2009 Winning Essays

2009 A Nurse I Am Scholarship winners were asked to answer the following: In 750 words or less, pick two nurses in the film "A Nurse I Am" and tell how they take their jobs to the next level in order to impact the lives of their patients. In light of a nursing shortage that has the potential to affect staffing levels and the quality of care delivered, how will you rise to the challenge to meet the needs of your patients?

Keith Weekley

Jamestown Community College

In my senior year of high school, a friend was writing an article for the school newspaper and asked me to explain the word character. I replied by saying that character is the measure of one’s convictions. In the nursing video “A Nurse I Am,” three individuals exemplify this meaning of character. I would like to discuss two of them in particular—Robert Wilkinson and Mona Counts.

Every occupation requires a specific skill set in order to perform and fulfill its expected responsibilities. Nursing is no exception. What endears clients to their respective caregivers, however, is the level of trust and commonality that extends beyond merely providing a service. Robert Wilkinson demonstrates this as a routine part of his job. He sings to his young clients, plays with them, and offers his entire self while meeting their medical needs. It is this ability to look beyond the medical conditions and therapies his clients are receiving that permits him to truly be open to each of them as unique individuals and valued members of the human race.

In a scene in the video, Mr. Wilkinson is sitting in the hospital chapel sharing his personal struggles and challenges he confronts daily. As he is explaining how he processes the emotional turmoil that he experiences, he begins to cry. I find great inspiration in this display of his humanity. I know that it is specifically this strength that enables him to deliver compassion and sincerity to the young children in his care. Mr. Wilkinson even says, “I have offered my life on occasion, but he [God] doesn’t take me up on it.” To witness a human being offer to lay down his life for someone else’s or who is willing to trade another’s life of suffering for one of joy, is love incarnate.

Mr. Wilkinson’s actions transcend the ordinary, but I think it is the quality of his integrity that permeates his generous spirit and truly lends credence to who he is as a person and as a nurse. I will face similar obstacles that I am sure Mr. Wilkinson has encountered by being a male in a predominately female career. The ability to express genuine compassion toward others who will look at me as a source of support and hope is a quality in Mr. Wilkinson that I wish to emulate.
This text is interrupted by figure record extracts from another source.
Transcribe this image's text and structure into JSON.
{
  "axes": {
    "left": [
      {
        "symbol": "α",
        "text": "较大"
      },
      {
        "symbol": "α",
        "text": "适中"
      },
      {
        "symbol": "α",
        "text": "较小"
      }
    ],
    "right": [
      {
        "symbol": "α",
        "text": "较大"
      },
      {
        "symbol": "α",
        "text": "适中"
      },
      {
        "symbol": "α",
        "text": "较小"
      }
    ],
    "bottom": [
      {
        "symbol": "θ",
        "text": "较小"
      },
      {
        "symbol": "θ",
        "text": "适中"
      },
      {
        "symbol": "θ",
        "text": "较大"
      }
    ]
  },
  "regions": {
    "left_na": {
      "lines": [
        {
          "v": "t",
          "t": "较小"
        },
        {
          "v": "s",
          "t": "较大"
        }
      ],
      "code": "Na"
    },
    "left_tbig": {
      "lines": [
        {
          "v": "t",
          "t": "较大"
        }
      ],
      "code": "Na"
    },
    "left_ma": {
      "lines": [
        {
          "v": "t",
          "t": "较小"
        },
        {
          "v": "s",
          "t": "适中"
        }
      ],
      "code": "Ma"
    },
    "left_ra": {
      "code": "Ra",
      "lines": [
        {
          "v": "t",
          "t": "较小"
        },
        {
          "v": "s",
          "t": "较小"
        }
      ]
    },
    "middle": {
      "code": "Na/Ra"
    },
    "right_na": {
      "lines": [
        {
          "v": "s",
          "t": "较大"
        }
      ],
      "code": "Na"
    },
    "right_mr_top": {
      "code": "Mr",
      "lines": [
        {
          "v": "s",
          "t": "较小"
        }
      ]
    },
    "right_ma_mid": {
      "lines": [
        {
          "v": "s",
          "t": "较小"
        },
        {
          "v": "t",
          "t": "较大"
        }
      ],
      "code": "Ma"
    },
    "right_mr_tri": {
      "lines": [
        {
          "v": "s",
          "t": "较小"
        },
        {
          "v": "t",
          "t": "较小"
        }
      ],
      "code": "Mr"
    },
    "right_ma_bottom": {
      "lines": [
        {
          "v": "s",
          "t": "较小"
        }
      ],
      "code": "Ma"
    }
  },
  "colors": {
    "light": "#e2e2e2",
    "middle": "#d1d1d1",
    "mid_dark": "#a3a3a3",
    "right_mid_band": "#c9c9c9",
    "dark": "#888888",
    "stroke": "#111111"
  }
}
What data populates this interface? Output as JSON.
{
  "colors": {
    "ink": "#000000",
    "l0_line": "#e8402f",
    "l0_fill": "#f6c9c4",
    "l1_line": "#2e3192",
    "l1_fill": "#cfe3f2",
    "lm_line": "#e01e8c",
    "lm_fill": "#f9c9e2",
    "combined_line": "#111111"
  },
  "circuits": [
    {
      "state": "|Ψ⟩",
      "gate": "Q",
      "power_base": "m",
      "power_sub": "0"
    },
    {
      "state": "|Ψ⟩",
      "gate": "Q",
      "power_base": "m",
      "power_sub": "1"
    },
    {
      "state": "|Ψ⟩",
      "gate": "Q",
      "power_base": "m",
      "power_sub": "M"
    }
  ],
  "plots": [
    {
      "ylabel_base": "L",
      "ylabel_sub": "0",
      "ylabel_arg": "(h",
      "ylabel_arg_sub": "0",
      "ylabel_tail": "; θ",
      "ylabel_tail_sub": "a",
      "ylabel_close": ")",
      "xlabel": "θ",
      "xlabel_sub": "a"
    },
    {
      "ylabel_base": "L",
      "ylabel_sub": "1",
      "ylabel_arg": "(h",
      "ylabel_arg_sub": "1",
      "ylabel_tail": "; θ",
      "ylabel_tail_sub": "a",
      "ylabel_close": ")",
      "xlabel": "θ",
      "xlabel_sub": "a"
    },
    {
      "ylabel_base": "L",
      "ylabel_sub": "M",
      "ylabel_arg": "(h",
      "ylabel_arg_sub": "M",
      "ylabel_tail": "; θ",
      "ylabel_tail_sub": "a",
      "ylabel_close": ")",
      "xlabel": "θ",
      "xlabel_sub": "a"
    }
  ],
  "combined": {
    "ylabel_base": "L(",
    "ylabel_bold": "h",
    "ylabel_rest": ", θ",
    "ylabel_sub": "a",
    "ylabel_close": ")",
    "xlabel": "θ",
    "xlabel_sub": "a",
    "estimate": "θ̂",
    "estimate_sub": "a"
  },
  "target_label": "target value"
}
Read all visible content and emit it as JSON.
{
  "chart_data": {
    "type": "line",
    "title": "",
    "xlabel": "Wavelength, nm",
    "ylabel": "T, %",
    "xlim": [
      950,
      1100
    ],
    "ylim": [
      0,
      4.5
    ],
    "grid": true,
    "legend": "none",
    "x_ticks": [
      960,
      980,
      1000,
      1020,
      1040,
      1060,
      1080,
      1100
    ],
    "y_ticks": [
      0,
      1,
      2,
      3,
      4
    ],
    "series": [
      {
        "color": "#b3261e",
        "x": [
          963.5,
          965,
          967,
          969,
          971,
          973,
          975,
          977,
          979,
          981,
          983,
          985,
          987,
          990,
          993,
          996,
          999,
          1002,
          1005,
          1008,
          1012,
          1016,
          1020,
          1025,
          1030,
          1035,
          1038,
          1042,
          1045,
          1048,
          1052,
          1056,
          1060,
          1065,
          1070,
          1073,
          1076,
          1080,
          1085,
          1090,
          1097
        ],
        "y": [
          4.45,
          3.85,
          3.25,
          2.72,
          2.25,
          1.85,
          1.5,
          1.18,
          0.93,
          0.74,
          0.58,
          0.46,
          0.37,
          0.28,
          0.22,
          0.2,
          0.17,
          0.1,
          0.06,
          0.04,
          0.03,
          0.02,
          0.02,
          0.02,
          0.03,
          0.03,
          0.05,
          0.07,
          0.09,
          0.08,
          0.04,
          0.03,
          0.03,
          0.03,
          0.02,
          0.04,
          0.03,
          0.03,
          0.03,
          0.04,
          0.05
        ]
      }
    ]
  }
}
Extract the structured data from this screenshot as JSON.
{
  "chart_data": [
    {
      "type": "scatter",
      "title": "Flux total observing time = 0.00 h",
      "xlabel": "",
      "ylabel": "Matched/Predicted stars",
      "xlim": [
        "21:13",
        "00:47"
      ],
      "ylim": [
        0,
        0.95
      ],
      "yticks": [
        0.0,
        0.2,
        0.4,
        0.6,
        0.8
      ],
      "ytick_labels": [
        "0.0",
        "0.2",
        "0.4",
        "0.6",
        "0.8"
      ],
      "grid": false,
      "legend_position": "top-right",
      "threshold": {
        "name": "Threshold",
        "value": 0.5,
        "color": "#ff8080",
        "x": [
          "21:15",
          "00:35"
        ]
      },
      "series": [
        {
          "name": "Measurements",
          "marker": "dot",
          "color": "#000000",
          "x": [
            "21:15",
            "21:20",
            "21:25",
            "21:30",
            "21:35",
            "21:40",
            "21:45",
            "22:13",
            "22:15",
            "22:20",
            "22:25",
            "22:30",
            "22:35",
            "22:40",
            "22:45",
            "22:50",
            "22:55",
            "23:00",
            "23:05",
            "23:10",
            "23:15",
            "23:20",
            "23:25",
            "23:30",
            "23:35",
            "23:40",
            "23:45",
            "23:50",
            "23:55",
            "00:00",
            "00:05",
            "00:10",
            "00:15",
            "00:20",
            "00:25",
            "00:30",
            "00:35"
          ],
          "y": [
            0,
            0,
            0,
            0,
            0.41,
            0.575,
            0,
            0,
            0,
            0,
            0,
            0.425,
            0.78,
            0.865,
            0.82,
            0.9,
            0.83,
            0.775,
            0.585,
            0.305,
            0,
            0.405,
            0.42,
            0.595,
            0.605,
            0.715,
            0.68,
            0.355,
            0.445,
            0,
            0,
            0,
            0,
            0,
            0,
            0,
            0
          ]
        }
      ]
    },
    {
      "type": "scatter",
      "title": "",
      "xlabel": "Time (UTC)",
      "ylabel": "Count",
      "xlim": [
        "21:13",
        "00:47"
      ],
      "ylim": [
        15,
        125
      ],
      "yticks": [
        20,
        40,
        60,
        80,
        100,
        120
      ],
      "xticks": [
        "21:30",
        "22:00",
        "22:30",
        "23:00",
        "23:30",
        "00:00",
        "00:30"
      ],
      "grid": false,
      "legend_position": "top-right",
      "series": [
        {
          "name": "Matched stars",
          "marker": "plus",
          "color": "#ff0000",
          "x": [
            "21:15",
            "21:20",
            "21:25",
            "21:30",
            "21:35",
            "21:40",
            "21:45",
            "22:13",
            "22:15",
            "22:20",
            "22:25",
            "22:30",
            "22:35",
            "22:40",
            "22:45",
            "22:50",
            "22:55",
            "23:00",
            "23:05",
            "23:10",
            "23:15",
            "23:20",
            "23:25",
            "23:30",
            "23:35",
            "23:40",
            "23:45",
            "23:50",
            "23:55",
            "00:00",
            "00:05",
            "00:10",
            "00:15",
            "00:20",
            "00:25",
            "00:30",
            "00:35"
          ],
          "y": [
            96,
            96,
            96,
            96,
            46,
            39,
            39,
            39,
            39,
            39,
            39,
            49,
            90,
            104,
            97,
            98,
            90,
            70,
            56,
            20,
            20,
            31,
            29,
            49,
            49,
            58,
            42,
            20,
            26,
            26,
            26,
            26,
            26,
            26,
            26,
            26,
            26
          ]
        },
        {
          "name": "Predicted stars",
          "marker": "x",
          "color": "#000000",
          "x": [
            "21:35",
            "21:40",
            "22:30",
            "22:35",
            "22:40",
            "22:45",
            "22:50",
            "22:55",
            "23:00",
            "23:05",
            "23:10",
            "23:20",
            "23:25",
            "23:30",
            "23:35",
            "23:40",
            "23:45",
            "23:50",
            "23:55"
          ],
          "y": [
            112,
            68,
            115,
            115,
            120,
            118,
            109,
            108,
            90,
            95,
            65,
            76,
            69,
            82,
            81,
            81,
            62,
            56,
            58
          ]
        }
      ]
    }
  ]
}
Mona Counts’ dedication to serving the poor in Appalachia is another exceptional display of selfless giving. She is depicted in the video as a Nurse Practitioner who is capable and comfortable of providing care to her clients. Education and medical language can often disassociate clients from healthcare providers. Ms. Counts never permits her advanced training to interfere with the personal, individual relationships she has established with those in her care. It is precisely this unique ability to communicate in colloquial language that brings her closer to those whom she serves. It is not a front or façade, but rather an expression of her devotion.

I am beginning to realize that, even as a student nurse, people in my life are looking to me to answer their medical questions. For Mrs. Counts, there truly is no separation between her occupation and her vocation. They are one and the same. Even while dining in a restaurant with her family, she still approaches the clients under her care, answers their questions, and reassures them that she is available to help. Ms. Counts offers suggestions when her clients are unable to pay or lack health insurance. Her concern for others is evident in their expressions and the high esteem in which she is held by her community.

Robert Wilkinson and Mona Counts have both shown me ways to meet the needs of my clients. Every individual in my care is special and deserves personal attention. Even through the future rising needs of competent nurses and the increasing number of clients, exceptional care is still expected. It is simply not enough to possess a higher education or advanced degrees. If one is impersonal in the application of their nursing training, then mankind suffers. I am proud to be entering a field where special people like Ardis Bush, Mona Counts, and Robert Wilkinson strive to make a positive difference in the lives of those whom they serve.